The equity securities that comprise the Index’s long positions are ADRs of foreign companies, including those in emerging markets, each with a market capitalization of at least $100 million at the time of reconstitution and meeting certain liquidity thresholds. The equity securities that comprise the Index’s short positions may include shares of other investment companies, including other ETFs.
Top Holdings (11/13/15):
|QUNAR CAYMAN IS LTD||5.78%|
|TEVA PHARMACEUTICAL INDS LTD ADR||5.20%|
|JD COM INC||4.82%|
|ANHEUSER BUSCH INBEV SA/NV||4.26%|
|NEW ORIENTAL ED & TECH GRP INC SPON ADR||4.08%|
|HDFC BANK LTD – ADR||3.85%|
|TAIWAN SEMICONDUCTOR MFG LTD SPONSORED ADR||3.20%|
ALFI Home Page
Category: Equities> International Equities> International Strategy
ALFI is AlphaClone’s 2nd ETF on the market. The 1st was AlphaClone Alternative Alpha ETF (NYSE:ALFA), the 1st of its kind to track hedge fund holdings, launched in 2012 and has won significant market adoption.
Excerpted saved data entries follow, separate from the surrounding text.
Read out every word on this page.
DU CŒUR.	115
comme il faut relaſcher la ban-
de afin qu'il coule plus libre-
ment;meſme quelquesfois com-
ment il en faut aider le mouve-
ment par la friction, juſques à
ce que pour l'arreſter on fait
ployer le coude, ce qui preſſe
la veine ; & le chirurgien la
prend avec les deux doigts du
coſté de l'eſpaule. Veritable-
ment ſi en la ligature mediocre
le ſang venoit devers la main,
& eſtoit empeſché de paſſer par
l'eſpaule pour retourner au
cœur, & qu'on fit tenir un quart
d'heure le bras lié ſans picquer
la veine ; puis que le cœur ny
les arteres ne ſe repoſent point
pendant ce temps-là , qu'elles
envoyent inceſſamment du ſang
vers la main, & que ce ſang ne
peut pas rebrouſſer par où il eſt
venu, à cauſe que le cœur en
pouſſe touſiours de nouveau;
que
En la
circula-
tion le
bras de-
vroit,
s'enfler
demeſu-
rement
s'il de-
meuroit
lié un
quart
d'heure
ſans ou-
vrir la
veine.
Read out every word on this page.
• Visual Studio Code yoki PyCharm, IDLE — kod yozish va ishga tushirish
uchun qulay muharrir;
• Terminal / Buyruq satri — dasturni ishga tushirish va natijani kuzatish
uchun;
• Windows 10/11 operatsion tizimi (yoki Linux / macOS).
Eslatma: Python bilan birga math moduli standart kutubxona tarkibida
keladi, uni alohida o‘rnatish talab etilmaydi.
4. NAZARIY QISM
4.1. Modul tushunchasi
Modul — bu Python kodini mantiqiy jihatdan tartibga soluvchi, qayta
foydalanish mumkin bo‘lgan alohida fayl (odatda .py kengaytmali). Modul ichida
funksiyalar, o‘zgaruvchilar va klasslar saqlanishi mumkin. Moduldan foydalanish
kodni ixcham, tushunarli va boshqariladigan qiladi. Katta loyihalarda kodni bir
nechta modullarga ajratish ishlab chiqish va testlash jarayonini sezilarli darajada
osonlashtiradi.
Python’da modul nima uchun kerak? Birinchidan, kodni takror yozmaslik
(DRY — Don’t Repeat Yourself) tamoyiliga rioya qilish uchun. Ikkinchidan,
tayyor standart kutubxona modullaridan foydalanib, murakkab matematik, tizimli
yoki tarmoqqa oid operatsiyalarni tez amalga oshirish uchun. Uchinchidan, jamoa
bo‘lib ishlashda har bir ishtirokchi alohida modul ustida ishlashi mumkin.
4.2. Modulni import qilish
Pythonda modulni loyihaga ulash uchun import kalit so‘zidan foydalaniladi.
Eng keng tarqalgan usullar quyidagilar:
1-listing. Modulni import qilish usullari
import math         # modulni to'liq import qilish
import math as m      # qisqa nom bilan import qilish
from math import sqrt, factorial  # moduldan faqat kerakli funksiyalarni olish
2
“Following similar methodology inside separately managed accounts since 2010, we’re excited to offer an international ETF to help long-term investors navigate international opportunities,” said Maz Jadallah, CEO of AlphaClone. “Our approach seeks to combine the best of man and machine by leveraging the most established investors while offering a rules-based investment methodology.”
“Pursuing the potential for alpha is even more important today for long-term investors given the anemic growth forecasted for equities and bonds over the next several years,” Jadallah continues. “Our strategies seek to offer long-term investors the ability to pursue alpha but with the benefits of a passive investment vehicle.”
AlphaClone, Inc. is a San Francisco-based registered investment advisor and equity research firm that is a pioneer in building accessible alpha-seeking investment strategies for long-term investors. AlphaClone’s investment products and solutions are derived from institutional investor public disclosures and give investors direct access to the investment ideas of the world’s most established hedge funds. The firm’s proven, intelligent, risk-managed portfolio construction approach seeks to provide liquid, transparent, low-fee strategies that can give investors exposure to the alpha potential inherent in hedge fund investments. AlphaClone’s investment research and strategies are available to investors through managed accounts and exchange-traded funds.